David Newman-Toker, M.D. Ph.D. is Professor of Neurology, Ophthalmology, and Otolaryngology, and is the inaugural recipient of the David Robinson Professor in Vestibular Neurology. He holds joint appointments in Emergency Medicine and Health Sciences Informatics at the Johns Hopkins University School of Medicine, as well as in Epidemiology and Health Policy & Management at the Johns Hopkins Bloomberg School of Public Health.
Dr. Newman-Toker's academic mission is to eliminate harms from diagnostic errors and maximize the accuracy and efficiency of diagnostic testing in clinical practice. He is as a Core Faculty member of the Armstrong Institute for Patient Safety & Quality, where he serves as Director of the Armstrong Institute Center for Diagnostic Excellence, focused on enhancing diagnostic safety, quality, and value.
Dr. Newman-Toker's research focuses on preventing missed strokes in the emergency department and primary care, especially among patients presenting with acute, severe vertigo or dizziness. He and his collaborators have developed innovative methods to diagnose stroke through careful bedside examination of eye movements. He is now translating these innovations into clinical practice through the use of novel technologies at the point of care.

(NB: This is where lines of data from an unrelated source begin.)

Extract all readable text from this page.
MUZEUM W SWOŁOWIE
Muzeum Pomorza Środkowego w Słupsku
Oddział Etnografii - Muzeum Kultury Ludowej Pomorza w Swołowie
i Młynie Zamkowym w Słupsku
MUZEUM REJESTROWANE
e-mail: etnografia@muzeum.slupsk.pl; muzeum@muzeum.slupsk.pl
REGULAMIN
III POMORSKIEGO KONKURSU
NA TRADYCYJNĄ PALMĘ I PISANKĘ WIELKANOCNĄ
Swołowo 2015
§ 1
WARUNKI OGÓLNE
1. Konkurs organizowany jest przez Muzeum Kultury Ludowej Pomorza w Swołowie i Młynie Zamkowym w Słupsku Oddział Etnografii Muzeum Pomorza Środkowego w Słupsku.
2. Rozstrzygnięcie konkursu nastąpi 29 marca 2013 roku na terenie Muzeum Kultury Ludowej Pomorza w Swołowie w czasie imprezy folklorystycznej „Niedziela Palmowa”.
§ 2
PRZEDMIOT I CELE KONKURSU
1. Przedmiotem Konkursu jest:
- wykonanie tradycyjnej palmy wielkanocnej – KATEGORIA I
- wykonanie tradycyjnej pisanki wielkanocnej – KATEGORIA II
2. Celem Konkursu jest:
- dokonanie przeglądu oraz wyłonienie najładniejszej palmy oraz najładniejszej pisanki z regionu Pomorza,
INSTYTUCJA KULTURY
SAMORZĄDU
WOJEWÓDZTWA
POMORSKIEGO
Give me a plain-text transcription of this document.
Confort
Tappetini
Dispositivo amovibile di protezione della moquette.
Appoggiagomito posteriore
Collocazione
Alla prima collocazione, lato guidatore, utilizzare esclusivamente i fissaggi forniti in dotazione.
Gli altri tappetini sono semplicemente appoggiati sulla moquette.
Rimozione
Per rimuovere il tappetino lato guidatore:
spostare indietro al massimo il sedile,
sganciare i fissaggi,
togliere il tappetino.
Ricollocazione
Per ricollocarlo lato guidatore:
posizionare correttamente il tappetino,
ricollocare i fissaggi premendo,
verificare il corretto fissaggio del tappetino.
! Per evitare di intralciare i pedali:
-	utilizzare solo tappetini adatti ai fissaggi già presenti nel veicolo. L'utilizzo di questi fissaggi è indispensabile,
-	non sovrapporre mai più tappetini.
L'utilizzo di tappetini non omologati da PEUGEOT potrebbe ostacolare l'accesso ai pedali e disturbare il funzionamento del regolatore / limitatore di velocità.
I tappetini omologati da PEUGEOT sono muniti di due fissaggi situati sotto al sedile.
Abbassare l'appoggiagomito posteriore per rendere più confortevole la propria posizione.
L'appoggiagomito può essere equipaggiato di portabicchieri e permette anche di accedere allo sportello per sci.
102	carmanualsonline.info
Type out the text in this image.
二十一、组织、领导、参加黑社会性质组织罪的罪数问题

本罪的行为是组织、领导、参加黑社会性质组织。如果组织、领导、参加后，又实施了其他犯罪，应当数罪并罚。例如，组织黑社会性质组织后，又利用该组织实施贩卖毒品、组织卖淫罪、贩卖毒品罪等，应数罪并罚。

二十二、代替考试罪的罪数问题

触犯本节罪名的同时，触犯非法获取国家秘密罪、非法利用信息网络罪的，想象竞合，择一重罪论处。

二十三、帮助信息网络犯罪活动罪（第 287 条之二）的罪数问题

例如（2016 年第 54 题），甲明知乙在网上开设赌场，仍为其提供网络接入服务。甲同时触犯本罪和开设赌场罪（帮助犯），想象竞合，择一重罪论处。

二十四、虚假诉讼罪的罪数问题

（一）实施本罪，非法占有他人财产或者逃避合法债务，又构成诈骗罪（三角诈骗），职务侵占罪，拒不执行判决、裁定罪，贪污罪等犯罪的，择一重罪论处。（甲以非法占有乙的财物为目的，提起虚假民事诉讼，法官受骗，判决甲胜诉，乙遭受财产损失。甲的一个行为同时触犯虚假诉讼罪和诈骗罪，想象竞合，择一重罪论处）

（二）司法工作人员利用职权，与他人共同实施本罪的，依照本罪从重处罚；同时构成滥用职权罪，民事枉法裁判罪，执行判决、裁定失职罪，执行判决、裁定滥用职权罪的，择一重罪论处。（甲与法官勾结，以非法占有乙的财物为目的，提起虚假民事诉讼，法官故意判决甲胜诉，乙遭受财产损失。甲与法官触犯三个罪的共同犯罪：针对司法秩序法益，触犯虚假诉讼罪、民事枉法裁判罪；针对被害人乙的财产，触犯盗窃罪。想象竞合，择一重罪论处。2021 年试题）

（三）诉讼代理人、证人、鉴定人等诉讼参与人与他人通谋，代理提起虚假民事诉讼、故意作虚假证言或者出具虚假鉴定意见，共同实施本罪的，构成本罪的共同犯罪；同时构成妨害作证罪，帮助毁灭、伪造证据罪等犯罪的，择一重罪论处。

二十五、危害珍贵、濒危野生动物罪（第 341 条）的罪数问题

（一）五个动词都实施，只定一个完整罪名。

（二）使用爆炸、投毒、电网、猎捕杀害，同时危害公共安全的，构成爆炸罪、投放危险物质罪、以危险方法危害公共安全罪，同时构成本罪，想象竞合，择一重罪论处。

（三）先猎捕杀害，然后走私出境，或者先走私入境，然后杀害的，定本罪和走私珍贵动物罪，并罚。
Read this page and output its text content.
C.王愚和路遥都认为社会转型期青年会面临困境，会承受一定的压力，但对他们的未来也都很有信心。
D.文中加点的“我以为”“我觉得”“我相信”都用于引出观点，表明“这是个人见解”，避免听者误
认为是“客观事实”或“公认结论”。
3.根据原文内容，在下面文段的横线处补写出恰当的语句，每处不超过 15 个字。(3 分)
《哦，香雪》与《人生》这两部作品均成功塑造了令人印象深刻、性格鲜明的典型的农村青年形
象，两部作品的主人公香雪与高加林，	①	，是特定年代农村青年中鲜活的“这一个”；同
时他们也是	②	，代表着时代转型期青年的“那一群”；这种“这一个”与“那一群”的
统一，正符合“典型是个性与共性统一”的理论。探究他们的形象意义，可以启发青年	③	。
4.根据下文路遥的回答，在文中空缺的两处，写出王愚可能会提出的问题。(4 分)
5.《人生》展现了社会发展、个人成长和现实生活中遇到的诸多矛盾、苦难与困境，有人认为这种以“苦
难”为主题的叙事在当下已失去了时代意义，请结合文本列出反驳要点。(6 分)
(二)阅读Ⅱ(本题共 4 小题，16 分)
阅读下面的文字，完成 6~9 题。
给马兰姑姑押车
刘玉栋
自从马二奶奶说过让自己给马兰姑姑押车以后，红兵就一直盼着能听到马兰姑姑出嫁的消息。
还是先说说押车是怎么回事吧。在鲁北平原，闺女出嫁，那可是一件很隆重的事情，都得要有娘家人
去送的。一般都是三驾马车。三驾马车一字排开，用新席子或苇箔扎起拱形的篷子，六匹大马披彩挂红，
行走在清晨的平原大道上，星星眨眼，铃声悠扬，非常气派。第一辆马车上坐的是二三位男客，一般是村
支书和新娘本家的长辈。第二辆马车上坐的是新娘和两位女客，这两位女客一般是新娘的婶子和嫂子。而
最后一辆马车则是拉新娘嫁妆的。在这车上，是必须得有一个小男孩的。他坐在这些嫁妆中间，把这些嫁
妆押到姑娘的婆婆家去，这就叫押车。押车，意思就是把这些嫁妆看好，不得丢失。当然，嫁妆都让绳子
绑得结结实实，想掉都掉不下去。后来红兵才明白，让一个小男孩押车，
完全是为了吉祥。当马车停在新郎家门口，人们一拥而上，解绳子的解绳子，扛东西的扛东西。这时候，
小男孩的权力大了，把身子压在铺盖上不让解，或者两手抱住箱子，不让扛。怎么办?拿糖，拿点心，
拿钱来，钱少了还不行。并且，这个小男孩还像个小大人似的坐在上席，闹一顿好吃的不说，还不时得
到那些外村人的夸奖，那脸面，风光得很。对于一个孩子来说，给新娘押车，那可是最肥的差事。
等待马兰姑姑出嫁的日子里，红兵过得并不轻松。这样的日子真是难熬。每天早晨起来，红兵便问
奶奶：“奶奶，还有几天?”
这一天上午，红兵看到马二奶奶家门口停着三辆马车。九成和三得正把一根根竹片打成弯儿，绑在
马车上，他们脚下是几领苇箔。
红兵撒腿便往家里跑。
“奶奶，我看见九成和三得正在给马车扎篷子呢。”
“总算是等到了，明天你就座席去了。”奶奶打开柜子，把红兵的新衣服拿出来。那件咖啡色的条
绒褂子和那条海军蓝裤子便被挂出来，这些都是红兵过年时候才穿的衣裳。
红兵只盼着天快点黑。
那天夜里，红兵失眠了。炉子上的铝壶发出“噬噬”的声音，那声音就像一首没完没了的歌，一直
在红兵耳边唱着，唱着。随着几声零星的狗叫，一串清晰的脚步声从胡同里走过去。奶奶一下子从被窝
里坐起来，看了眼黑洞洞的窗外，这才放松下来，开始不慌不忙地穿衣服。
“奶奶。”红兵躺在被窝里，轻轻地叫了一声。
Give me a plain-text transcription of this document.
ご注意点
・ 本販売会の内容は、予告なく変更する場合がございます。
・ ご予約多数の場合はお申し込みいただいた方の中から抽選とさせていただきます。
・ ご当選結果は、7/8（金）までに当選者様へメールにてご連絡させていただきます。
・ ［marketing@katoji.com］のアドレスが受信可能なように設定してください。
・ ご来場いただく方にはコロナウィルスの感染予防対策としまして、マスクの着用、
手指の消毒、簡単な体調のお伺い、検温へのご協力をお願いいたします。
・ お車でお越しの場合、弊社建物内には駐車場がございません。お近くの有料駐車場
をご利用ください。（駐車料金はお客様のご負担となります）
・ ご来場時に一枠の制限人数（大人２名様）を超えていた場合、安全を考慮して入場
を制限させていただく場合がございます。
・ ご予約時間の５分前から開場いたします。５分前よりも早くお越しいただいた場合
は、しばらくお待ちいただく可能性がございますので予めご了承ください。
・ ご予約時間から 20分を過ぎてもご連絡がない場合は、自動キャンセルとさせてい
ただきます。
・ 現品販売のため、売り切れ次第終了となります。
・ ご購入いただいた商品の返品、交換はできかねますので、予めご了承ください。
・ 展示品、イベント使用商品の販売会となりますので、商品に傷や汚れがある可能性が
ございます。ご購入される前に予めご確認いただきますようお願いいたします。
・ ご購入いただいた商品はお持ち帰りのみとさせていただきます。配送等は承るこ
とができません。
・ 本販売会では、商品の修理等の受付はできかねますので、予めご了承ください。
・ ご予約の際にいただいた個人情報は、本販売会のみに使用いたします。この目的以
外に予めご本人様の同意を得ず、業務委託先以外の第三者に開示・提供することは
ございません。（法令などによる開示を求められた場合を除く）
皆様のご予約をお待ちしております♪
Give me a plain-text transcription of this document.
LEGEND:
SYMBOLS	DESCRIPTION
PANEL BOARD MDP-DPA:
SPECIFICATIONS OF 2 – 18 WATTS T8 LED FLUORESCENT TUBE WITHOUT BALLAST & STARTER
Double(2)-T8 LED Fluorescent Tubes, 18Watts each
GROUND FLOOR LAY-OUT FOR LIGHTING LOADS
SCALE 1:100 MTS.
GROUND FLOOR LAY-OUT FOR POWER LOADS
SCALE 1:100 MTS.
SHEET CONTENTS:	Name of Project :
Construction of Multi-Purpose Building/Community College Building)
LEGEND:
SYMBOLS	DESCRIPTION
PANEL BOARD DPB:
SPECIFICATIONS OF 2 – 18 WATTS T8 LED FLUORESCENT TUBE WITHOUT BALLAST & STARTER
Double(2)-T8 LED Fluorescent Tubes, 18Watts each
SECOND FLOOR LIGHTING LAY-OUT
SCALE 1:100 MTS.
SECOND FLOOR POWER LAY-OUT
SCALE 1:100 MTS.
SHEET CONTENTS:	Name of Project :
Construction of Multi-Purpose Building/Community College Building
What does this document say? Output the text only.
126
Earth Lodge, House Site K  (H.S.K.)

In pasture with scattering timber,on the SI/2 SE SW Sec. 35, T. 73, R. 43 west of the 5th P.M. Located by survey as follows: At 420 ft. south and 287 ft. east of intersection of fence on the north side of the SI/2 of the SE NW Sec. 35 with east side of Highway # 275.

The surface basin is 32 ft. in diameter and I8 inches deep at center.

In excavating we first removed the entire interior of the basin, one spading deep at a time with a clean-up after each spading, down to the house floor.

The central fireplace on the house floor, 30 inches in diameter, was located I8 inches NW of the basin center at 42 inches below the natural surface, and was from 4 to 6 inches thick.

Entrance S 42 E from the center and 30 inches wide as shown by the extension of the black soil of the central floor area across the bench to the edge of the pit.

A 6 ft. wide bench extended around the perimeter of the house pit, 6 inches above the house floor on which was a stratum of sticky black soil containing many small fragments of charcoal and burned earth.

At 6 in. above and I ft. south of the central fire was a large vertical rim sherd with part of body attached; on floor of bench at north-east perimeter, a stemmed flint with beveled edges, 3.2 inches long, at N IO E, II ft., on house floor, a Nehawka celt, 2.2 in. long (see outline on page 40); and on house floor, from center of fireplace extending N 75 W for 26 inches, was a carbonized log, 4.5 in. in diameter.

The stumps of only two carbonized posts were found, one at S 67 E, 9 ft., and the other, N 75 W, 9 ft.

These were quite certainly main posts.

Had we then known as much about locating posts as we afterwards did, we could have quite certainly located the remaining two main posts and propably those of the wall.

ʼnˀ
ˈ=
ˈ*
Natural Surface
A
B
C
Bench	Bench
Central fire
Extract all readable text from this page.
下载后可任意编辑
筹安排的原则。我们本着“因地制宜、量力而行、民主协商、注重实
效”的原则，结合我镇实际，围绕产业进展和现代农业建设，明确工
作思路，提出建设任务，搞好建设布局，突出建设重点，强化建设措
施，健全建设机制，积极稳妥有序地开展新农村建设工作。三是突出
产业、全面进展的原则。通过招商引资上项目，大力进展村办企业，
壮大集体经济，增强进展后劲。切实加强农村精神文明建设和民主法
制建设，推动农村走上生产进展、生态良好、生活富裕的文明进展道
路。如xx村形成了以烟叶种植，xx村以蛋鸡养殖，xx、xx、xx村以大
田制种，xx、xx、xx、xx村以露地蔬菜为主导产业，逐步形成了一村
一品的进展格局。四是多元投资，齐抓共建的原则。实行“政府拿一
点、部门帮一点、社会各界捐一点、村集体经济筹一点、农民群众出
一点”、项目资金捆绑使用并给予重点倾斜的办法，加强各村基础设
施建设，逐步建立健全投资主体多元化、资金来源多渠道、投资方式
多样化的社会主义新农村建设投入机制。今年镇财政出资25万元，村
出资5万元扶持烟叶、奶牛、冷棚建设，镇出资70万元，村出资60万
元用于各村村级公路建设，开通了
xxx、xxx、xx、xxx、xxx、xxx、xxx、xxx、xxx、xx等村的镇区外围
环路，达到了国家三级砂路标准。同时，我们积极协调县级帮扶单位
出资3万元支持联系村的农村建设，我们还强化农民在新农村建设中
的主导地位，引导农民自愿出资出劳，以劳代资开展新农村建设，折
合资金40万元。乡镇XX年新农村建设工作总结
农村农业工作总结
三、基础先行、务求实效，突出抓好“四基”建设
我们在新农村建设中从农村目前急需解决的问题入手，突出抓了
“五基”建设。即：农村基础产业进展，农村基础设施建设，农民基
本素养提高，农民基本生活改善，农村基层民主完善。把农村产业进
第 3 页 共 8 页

Dr. Newman-Toker's clinical expertise is in disorders of the brainstem and cranial nerves, including visual loss, double vision, and vertigo. He serves as Director of the Division of Neuro-Visual & Vestibular Disorders. His clinical practice focuses on emergency evaluation of patients with acute vertigo and dizziness. He does not currently have an outpatient clinic practice.
Dr. Newman-Toker completed his undergraduate education at Yale University (B.S., 1991) and his medical training at the University of Pennsylvania School of Medicine (M.D., 1995). After completing his Neurology residency at the Massachusetts General Hospital (1999), he went on to complete fellowships in Neuro-Ophthalmology at Harvard University/Massachusetts Eye & Ear Infirmary (2000) and in Neuro-Otology at the Johns Hopkins University School of Medicine (2002). He completed his doctoral training in clinical research methods at the Johns Hopkins Bloomberg School of Public Health through the Graduate Training Program in Clinical Investigation (Ph.D., 2007).